Having studied 200 of the best TED talks — where speakers are limited to a presentation of just 18 minutes — Karia examines the fundamentals of imparting one message in a short time, and the techniques of capturing an audience attention in the first 30 seconds.

The chapter headings include: Provide Sensory Details to Breathe Life Into Your Characters and The Spark, The Change, and the Takeaway.

Losing the Signal: The Remarkable Rise and Fall of BlackBerry by Jacqui McNish and Sean Silcoff, Flatiron €21

It was one of the most successful and globally recognised brand names in the world.
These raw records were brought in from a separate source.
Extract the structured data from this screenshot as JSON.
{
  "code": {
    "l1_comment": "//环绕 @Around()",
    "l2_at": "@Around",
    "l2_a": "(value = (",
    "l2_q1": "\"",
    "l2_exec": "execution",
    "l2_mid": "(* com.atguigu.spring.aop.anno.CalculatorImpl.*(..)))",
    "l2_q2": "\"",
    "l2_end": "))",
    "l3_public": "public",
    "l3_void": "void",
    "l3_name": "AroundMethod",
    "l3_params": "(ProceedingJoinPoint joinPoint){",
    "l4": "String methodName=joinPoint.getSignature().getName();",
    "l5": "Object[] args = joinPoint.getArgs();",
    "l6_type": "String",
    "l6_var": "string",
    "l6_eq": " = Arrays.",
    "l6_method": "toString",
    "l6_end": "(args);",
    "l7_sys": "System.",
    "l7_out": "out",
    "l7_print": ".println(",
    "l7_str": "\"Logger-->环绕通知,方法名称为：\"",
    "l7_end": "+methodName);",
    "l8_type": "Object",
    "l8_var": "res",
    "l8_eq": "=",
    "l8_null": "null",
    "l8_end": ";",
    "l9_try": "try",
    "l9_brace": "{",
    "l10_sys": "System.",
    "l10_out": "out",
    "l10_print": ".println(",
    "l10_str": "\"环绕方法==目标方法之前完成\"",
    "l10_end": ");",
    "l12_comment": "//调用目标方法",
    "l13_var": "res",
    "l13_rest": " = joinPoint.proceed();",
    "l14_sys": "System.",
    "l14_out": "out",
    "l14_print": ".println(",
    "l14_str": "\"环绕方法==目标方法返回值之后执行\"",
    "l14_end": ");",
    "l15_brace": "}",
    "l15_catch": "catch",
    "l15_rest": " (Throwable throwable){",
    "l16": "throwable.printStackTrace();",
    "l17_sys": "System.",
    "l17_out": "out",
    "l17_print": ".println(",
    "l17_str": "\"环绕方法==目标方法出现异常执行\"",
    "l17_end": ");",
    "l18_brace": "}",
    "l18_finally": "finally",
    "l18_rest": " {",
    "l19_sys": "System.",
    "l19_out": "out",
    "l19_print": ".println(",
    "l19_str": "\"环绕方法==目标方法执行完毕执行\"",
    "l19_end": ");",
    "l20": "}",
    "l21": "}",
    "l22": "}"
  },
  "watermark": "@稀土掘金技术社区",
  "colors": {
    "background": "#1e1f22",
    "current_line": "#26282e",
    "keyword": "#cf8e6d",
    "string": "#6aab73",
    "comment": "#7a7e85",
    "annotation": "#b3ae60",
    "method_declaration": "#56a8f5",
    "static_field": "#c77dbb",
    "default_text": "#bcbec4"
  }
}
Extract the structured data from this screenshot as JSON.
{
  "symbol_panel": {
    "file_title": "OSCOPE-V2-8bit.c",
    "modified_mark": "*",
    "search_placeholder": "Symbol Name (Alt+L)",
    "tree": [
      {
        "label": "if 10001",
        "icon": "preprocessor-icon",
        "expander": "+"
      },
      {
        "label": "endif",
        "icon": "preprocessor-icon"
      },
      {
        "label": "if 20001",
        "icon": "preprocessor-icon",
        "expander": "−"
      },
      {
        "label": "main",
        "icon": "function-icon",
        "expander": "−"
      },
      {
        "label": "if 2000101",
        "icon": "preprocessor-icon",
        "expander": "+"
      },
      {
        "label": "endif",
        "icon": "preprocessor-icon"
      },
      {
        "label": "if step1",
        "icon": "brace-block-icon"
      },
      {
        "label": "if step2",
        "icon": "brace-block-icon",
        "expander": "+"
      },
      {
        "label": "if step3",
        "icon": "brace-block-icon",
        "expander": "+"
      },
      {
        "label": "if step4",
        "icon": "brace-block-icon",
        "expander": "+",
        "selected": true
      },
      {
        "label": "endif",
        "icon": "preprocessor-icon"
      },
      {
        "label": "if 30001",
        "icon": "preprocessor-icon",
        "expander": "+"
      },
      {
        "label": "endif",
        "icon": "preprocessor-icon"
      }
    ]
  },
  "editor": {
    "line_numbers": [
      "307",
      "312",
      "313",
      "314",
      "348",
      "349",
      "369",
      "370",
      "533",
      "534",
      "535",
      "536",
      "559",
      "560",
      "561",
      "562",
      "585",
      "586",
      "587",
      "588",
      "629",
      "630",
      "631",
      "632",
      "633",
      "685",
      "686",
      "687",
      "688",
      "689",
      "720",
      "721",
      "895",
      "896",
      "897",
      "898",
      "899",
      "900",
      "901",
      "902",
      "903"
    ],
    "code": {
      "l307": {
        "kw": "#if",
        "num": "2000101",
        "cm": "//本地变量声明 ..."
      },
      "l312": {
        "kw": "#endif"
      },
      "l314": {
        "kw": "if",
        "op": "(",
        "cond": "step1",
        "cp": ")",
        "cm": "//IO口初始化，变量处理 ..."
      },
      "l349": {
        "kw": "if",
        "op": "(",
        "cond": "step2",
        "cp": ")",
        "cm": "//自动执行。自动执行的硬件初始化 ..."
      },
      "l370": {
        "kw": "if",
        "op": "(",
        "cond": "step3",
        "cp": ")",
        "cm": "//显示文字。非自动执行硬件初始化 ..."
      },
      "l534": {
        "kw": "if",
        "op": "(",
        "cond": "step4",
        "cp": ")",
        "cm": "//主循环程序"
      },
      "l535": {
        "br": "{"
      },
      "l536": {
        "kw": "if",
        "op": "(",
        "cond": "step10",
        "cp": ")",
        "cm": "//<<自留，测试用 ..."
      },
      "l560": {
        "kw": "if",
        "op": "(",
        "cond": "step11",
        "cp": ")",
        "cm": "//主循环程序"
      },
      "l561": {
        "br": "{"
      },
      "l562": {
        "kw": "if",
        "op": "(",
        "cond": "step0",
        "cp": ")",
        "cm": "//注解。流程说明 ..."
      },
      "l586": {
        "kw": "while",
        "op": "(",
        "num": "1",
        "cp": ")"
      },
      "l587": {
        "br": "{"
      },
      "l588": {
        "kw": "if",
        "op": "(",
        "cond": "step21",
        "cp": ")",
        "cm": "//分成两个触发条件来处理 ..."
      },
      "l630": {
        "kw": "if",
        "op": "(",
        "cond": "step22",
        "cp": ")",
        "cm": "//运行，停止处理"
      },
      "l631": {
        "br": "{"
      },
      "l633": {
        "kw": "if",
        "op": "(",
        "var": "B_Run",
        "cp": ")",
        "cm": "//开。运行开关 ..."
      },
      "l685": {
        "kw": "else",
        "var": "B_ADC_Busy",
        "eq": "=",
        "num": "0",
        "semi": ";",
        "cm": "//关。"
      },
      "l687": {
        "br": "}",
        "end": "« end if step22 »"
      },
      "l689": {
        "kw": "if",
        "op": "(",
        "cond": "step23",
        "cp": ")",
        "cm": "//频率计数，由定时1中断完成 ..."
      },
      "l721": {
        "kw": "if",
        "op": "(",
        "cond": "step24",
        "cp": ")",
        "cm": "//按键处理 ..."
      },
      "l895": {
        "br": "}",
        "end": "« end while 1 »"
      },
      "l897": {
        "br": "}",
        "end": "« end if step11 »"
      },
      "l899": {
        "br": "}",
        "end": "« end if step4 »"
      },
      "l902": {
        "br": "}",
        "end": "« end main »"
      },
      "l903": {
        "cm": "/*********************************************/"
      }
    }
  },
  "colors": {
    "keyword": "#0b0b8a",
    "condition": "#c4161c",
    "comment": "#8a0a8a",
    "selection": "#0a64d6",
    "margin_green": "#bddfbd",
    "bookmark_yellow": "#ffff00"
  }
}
President Obama was an avid user. Having created a company with $20 billion (€18.24bn) in revenues, an insular management fell prey to hubris.

The Canadian company was then rocked by the disruptive nature of the mobile market, as the iPhone came on stream in 2007.

Mike Lazaridis, the technical CEO, got caught in the glare of emerging technology, and unwisely stood still as the train hurtled on.

Swallow This: Serving Up the Food Industry’s Darkest Secrets by Joanna Blythman, Fourth Estate, €16.99

A leading UK investigative food journalist, she has won four Glenfiddich awards for her writing, and a Caroline Walker Media Award for Improving the Nation’s Health by Means of Good Food.

Understanding modern society’s need for convenience food, she lifts the lid on the contents of our favourite ready-in-a-minute meals.

It’s a far from savoury read. Getting to the heart of the multi-billion euro industry, she reveals how goat-flavoured cheese powder is made, why apple pieces in fruit salads don’t turn brown after 21 days’ exposure, and how drinks companies concoct that cloudy effect in our favourite fruit juices.

An interesting book, but perhaps best avoided until well after the Christmas festivities.

Dancing At The Fountain: In Conversation With World Leading Hoteliers by Conor Kenny, Oak Tree Press €29.99

Kenny, a hotel and hospitality development expert interviewed a group of general managers from the world’s greatest hotels, including Kiaran MacDonald at The Savoy Hotel in London; Philippe Leboeuf at the Mandarin Oriental in Paris; Michael Davern of the K Club; Bernard Murphy at Gleneagles; and Greg Liddell of the Mandarin Oriental in Barcelona.

Their stories are about greeting the great and the good, including presidents and heads of state and pop celebrities.

Hard work features in the hoteliers’ meteoric career rises — as does a focus on service, attention to detail, and a love of people, guests and staff alike.

The book’s title is taken from an impromptu dance Michael Jackson spontaneously created to a sequenced water display in the foyer fountain of Dubai’s Burj Al Arab hotel.